Reading from the UFF file
To load all datasets from the UFF file to data object use:
data = uff_file.read_sets()
The first dataset 58 (this is the fifth in the example file) contains following keys:
data[4].keys()
Most important keys are x
: x-axis and data
: y-axis that define the stored response:
plt.semilogy(data[4]['x'], np.abs(data[4]['data']))
plt.xlabel('Frequency [Hz]')
plt.ylabel('FRF Magnitude [dB m/N]')
plt.xlim([0,1000])
plt.show()
Writing measurement data to UFF file
Here you can see a minimal working example for writing measured accelerance FRF data to the UFF file. First we load the accelerances:
measurement_point_1 = np.genfromtxt('data/meas_point_1.txt', dtype=complex)
measurement_point_2 = np.genfromtxt('data/meas_point_2.txt', dtype=complex)
measurement_point_3 = np.genfromtxt('data/meas_point_3.txt', dtype=complex)
measurement_point_1[0] = np.nan*(1+1.j)
measurement = [measurement_point_1, measurement_point_2, measurement_point_3]

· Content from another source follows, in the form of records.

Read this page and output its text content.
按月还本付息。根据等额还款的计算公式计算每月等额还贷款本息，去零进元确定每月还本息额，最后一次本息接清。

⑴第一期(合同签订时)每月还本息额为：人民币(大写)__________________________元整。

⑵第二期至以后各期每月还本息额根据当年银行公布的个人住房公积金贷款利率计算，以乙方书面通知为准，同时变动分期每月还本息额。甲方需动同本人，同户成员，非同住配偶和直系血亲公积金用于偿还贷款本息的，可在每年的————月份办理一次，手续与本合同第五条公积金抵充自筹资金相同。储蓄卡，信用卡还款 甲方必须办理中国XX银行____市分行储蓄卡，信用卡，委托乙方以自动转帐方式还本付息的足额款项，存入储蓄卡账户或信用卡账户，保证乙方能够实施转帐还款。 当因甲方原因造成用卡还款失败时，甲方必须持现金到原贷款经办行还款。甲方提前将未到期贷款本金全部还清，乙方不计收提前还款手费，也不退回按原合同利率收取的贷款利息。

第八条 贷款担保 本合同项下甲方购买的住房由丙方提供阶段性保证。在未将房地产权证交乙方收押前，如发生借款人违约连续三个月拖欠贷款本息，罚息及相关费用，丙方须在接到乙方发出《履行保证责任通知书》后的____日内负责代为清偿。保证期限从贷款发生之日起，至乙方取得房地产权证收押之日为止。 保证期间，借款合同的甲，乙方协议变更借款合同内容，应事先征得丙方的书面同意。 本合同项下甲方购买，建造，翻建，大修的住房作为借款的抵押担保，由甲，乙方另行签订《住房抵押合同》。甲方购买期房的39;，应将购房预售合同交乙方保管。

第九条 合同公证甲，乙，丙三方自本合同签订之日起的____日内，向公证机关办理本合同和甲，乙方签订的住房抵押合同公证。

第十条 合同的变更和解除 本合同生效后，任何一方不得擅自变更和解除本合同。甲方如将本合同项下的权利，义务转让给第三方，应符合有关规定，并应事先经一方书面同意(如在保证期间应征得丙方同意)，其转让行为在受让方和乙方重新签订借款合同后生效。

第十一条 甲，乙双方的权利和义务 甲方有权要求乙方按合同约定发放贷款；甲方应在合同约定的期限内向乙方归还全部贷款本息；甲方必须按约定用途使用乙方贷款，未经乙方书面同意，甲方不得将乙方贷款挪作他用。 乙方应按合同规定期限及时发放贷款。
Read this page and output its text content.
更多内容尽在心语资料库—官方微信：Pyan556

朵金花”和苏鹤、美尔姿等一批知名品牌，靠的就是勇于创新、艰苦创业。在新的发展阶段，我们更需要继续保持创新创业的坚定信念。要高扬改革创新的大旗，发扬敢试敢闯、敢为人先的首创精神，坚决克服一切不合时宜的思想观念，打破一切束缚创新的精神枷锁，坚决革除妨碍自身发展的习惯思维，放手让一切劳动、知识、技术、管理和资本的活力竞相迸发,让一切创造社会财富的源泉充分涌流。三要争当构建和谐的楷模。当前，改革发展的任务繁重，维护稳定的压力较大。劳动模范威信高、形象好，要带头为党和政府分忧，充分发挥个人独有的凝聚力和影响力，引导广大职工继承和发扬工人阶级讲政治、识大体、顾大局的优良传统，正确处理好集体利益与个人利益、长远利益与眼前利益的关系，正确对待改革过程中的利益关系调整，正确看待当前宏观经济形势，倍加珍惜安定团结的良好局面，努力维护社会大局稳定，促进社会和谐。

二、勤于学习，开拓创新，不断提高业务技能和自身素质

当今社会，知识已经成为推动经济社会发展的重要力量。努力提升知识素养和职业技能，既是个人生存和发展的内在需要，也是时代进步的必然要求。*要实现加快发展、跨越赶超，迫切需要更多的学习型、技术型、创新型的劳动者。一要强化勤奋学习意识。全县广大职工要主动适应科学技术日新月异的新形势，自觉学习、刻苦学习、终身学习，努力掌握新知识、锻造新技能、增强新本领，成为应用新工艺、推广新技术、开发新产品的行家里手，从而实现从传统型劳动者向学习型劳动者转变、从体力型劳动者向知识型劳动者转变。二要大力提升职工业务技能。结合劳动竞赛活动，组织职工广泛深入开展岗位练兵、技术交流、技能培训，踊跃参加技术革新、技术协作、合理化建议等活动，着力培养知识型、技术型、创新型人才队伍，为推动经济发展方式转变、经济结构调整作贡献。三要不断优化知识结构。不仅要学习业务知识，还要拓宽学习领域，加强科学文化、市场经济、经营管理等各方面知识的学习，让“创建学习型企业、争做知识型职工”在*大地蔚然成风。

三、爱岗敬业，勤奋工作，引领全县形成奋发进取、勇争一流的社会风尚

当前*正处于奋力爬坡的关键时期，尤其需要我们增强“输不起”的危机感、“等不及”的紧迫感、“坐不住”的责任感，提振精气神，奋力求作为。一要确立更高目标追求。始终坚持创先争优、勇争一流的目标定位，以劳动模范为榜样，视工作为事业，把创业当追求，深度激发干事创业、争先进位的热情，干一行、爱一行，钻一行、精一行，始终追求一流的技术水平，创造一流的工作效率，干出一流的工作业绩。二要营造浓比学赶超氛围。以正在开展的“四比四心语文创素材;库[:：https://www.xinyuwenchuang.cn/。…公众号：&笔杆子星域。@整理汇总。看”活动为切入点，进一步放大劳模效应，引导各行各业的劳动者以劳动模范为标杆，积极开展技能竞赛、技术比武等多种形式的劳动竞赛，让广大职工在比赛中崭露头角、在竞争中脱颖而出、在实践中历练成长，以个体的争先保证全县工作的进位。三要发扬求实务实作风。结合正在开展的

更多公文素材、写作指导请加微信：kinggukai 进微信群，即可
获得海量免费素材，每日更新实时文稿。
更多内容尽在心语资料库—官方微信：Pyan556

In the next step we create a UFF file where we add dataset 58 for measurement consisting of the dictionary-like keys containing the measurement data and the information about the mesurement.
for i in range(3):
print('Adding point {:}'.format(i + 1))
response_node = 1
response_direction = 1
reference_node = i + 1
reference_direction = 1
acceleration_complex = measurement[i]
frequency = np.arange(0, 1001)
name = 'TestCase'
data = {'type':58,
'func_type': 4,
'rsp_node': response_node,
'rsp_dir': response_direction,
'ref_dir': reference_direction,
'ref_node': reference_node,
'data': acceleration_complex,
'x': frequency,
'id1': 'id1',
'rsp_ent_name': name,
'ref_ent_name': name,
'abscissa_spacing':1,
'abscissa_spec_data_type':18,
'ordinate_spec_data_type':12,
'orddenom_spec_data_type':13}
uffwrite = pyuff.UFF('./data/measurement.uff')
uffwrite._write_set(data,'add')
Or we can use support function prepare_58
to prepare the dictionary for creating the UFF file. Functions for other datasets can be found in Supported datasets
for i in range(3):
print('Adding point {:}'.format(i + 1))
response_node = 1
response_direction = 1
reference_node = i + 1
reference_direction = 1
acceleration_complex = measurement[i]
frequency = np.arange(0, 1001)
name = 'TestCase'
pyuff.prepare_58(func_type=4,
rsp_node=response_node,
rsp_dir=response_direction,
ref_dir=reference_direction,
ref_node=reference_node,
data=acceleration_complex,
x=frequency,
id1='id1',
rsp_ent_name=name,
ref_ent_name=name,
abscissa_spacing=1,
abscissa_spec_data_type=18,
ordinate_spec_data_type=12,
orddenom_spec_data_type=13)